The dataset is obtained from the 2016 NYC Yellow Cab trip record data made available in Big Query on Google Cloud Platform. The data was originally published by the NYC Taxi and Limousine Commission (TLC). This report will be demostrating on what are the popular pickup spots of two different time frame (Morning, Evening) during a day.

Exploratory Data Analysis

The training dataset is downloaded and unzip from Kaggle website, we can see that there are totally 1.45 million rows and 11 columns.

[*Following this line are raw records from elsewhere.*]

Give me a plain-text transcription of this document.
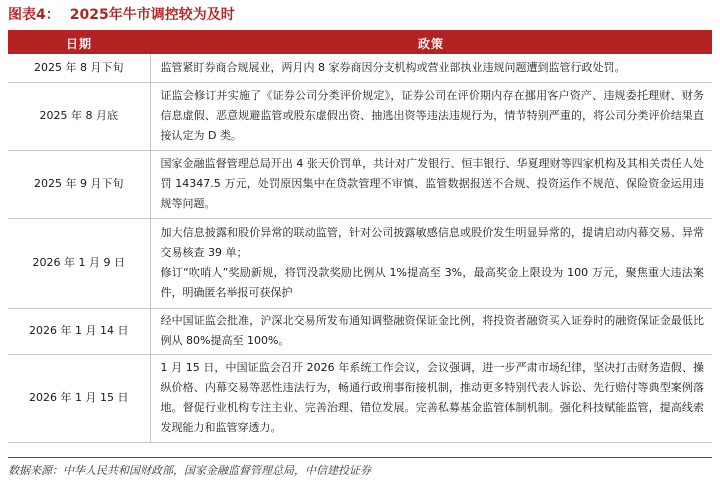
图表4： 2025年牛市调控较为及时
日期	政策
2025 年 8 月下旬	监管紧盯券商合规展业，两月内 8 家券商因分支机构或营业部执业违规问题遭到监管行政处罚。

2025 年 8 月底	证监会修订并实施了《证券公司分类评价规定》，证券公司在评价期内存在挪用客户资产、违规委托理财、财务信息虚假、恶意规避监管或股东虚假出资、抽逃出资等违法违规行为，情节特别严重的，将公司分类评价结果直接认定为 D 类。

2025 年 9 月下旬	国家金融监督管理总局开出 4 张天价罚单，共计对广发银行、恒丰银行、华夏理财等四家机构及其相关责任人处罚 14347.5 万元，处罚原因集中在贷款管理不审慎、监管数据报送不合规、投资运作不规范、保险资金运用违规等问题。

2026 年 1 月 9 日	加大信息披露和股价异常的联动监管，针对公司披露敏感信息或股价发生明显异常的，提请启动内幕交易、异常交易核查 39 单；
修订“吹哨人”奖励新规，将罚没款奖励比例从 1%提高至 3%，最高奖金上限设为 100 万元，聚焦重大违法案件，明确匿名举报可获保护

2026 年 1 月 14 日	经中国证监会批准，沪深北交易所发布通知调整融资保证金比例，将投资者融资买入证券时的融资保证金最低比例从 80%提高至 100%。

2026 年 1 月 15 日	1 月 15 日，中国证监会召开 2026 年系统工作会议，会议强调，进一步严肃市场纪律，坚决打击财务造假、操纵价格、内幕交易等恶性违法行为，畅通行政刑事衔接机制，推动更多特别代表人诉讼、先行赔付等典型案例落地。督促行业机构专注主业、完善治理、错位发展。完善私募基金监管体制机制。强化科技赋能监管，提高线索发现能力和监管穿透力。
数据来源：中华人民共和国财政部，国家金融监督管理总局，中信建投证券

# The URL to download the train.zip is from the kaggle website: 
# website:https://www.kaggle.com/c/nyc-taxi-trip-duration/data/
unzip("train.zip")
trainDS<-c()
if (file.exists("train.bin"))
{
    trainDS<-readRDS("train.bin")
}
if (file.exists("train.csv"))
{
   trainDS<-read.table("train.csv", header=TRUE, sep=",")
   saveRDS(trainDS, file="train.bin")
}
    
dim(trainDS)
## [1] 1458644      11

The columns available are shown below. We will be using the following columns (pickup_datetime, pickup_longitute, pickup_latitude) to demostrate the popular pickup location for the taxi ride during morning time (7 am to 9 am), and evening time (5 pm to 7 pm).

names(trainDS)
##  [1] "id"                 "vendor_id"          "pickup_datetime"   
##  [4] "dropoff_datetime"   "passenger_count"    "pickup_longitude"  
##  [7] "pickup_latitude"    "dropoff_longitude"  "dropoff_latitude"  
## [10] "store_and_fwd_flag" "trip_duration"

Preprocessing data

We first preprocess the data to categorize the pickup time frame of taxi ride. A new column named (“pickup_timeframe”) is added to dataset. Hour between 7 am to 9 am is assgiend to “Morning”, while hour between 5 pm and 7 pm is assigned to “Evening”. We also change the pickup_longtitude and pickup_latitude to numeric for better processing later. For speed up the process, we will limit only the morning /evening data for the analysis later.

finalDS <- trainDS %>%
    select(id, pickup_datetime, pickup_longitude, pickup_latitude) %>%
    mutate(pt = as.POSIXct(strptime(pickup_datetime, format="%Y-%m-%d %H:%M:%S"))) %>%
    mutate(pickup_timeframe=case_when(
                            hour(pt) >= 7 & hour(pt) <=9 ~ "morning",
                            hour(pt) >= 17 & hour(pt) <= 19 ~ "evening",
                            TRUE ~ "other")) %>%
    mutate(pickup_timeframe=as.factor(pickup_timeframe)) %>%
    mutate(pickup_longitude=as.numeric(as.character(pickup_longitude)))%>%
    mutate(pickup_latitude=as.numeric(as.character(pickup_latitude))) %>%
    filter(pickup_timeframe %in% c("morning", "evening"))
dim(finalDS)
## [1] 447707      6
##           used  (Mb) gc trigger  (Mb) max used  (Mb)
## Ncells 2153024 115.0    6861544 366.5  6525716 348.6
## Vcells 5147223  39.3   64251174 490.2 60706561 463.2